Caterpillar cuts full-year outlook
A decline in mining activity worldwide and a drop in purchases by dealers prompts the big machinery maker to lower its 2012 forecast.
The company has lowered its guidance for the full-year 2012 revenues from $68-$70 billion to $66 billion and earnings per share from $9.60 to $9.00-$9.25. This downward revision in outlook was driven by declining mining activity worldwide and a decline in purchases made by Caterpillar's dealers in an attempt to reduce inventory levels.
Growth in Q3 driven by higher sales in North America and Asia Pacific region
Revenues increased 5% year over year, or $729 million, in the third quarter. This increase was driven by a combination of higher sales volume and better price realization, partially offset by the unfavorable impact of currency conversion. Geographically, sales increased 9% in North America and 8% in Asia-Pacific. Sales were marginally higher in the Middle East and Africa, while they were flat in Latin America and declined in Europe.
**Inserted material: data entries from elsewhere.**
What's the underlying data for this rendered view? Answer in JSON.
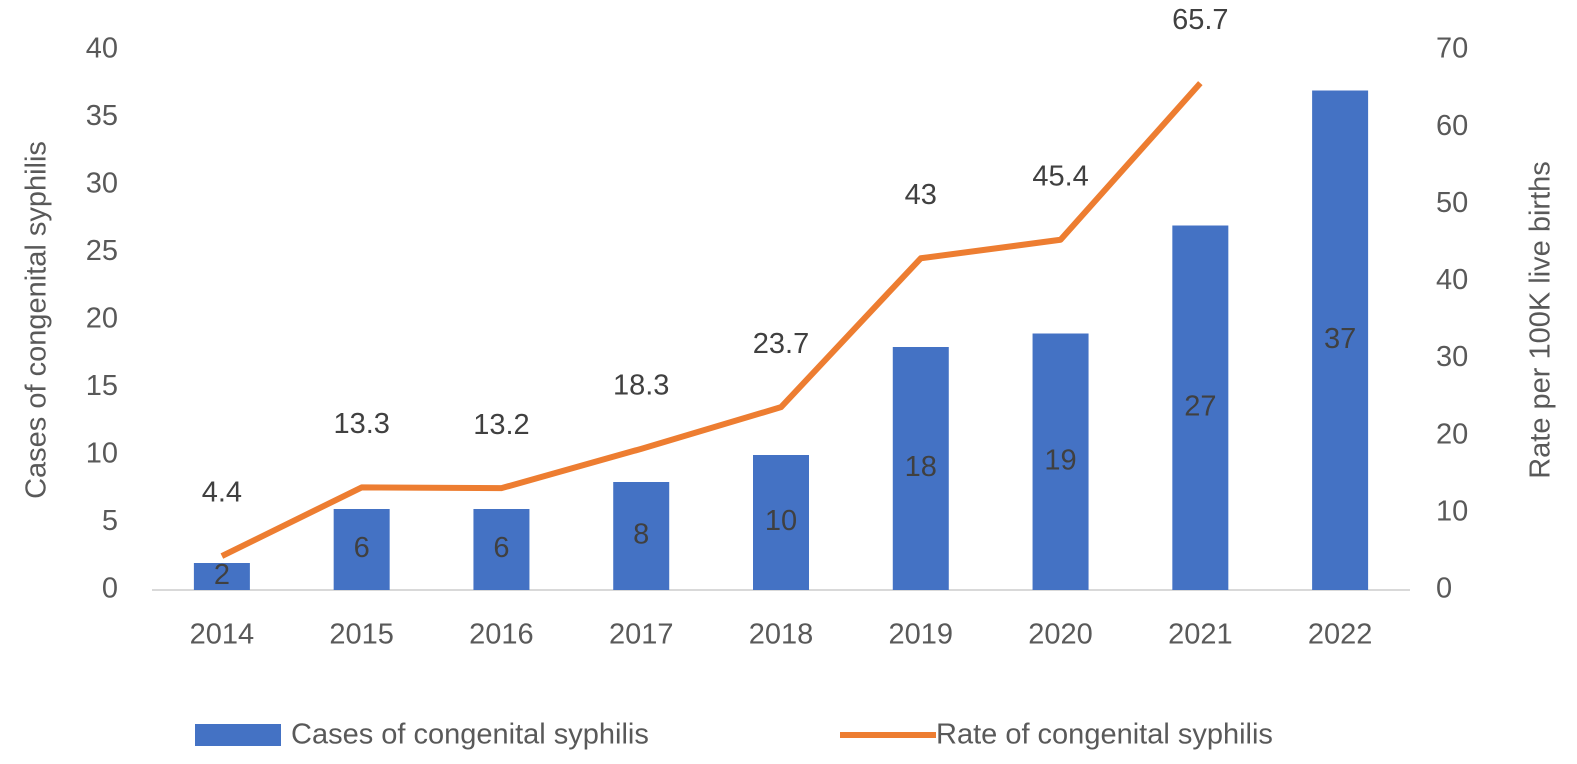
{
  "chart_data": {
    "type": "bar",
    "categories": [
      "2014",
      "2015",
      "2016",
      "2017",
      "2018",
      "2019",
      "2020",
      "2021",
      "2022"
    ],
    "y_label": "Cases of congenital syphilis",
    "y2_label": "Rate per 100K live births",
    "ylim": [
      0,
      40
    ],
    "yticks": [
      0,
      5,
      10,
      15,
      20,
      25,
      30,
      35,
      40
    ],
    "y2lim": [
      0,
      70
    ],
    "y2ticks": [
      0,
      10,
      20,
      30,
      40,
      50,
      60,
      70
    ],
    "grid": false,
    "legend": "bottom",
    "series": [
      {
        "name": "Cases of congenital syphilis",
        "type": "bar",
        "color": "#4472c4",
        "values": [
          2,
          6,
          6,
          8,
          10,
          18,
          19,
          27,
          37
        ]
      },
      {
        "name": "Rate of congenital syphilis",
        "type": "line",
        "axis": "y2",
        "color": "#ed7d31",
        "values": [
          4.4,
          13.3,
          13.2,
          18.3,
          23.7,
          43,
          45.4,
          65.7,
          null
        ]
      }
    ]
  }
}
Segment-wise, sales were up 13% in Caterpillar's mining business, 5% in its power systems business, and about flat in its construction business.
However, going forward, the company anticipates sales in its mining business to be impacted from the declining mining activity worldwide. The sluggish global economic growth has kept prices of metals and coal suppressed for most of 2012. And prices are not expected to improve much in the fourth quarter or 2013 as Europe continues to battle recession, growth remains weak in other developed economies, and is expected to only marginally improve in emerging economies.
Lower prices of metals and coal have increased the pressure on margins of mining companies, prompting them to reduce investments. Australian iron-ore producer Fortescue Metals Group (FMG) recently cut its full-year capital expenditure by 26% to $4.6 billion. BHP Billiton, the world's largest mining company, has delayed projects worth $68 billion, and Vale (VALE) plans to cut its spending by 4% in 2013. This will impact the sales of mining equipment and machinery manufactured by Caterpillar over the coming months. The mining business constitutes nearly 42% of the total company value.
In addition, Caterpillar has indicated that the purchases made by its dealers have declined below their end-user purchase levels. This is likely an attempt by the dealers to lower inventories in view of the weak global economic environment. This will also impact Caterpillar's earnings in the fourth quarter and beyond. As a result, the company has lowered its earnings forecast for the full-year 2012.
Finally, due to the nature of Caterpillar's business that encompasses mining, construction and other basic industries, its earnings growth rate is closely linked to the global economic growth rate. And, until the growth of the latter doesn't pick up, Caterpillar will continue to post moderate growth.
We currently have a stock price estimate of $95, approximately 10% above its current market price.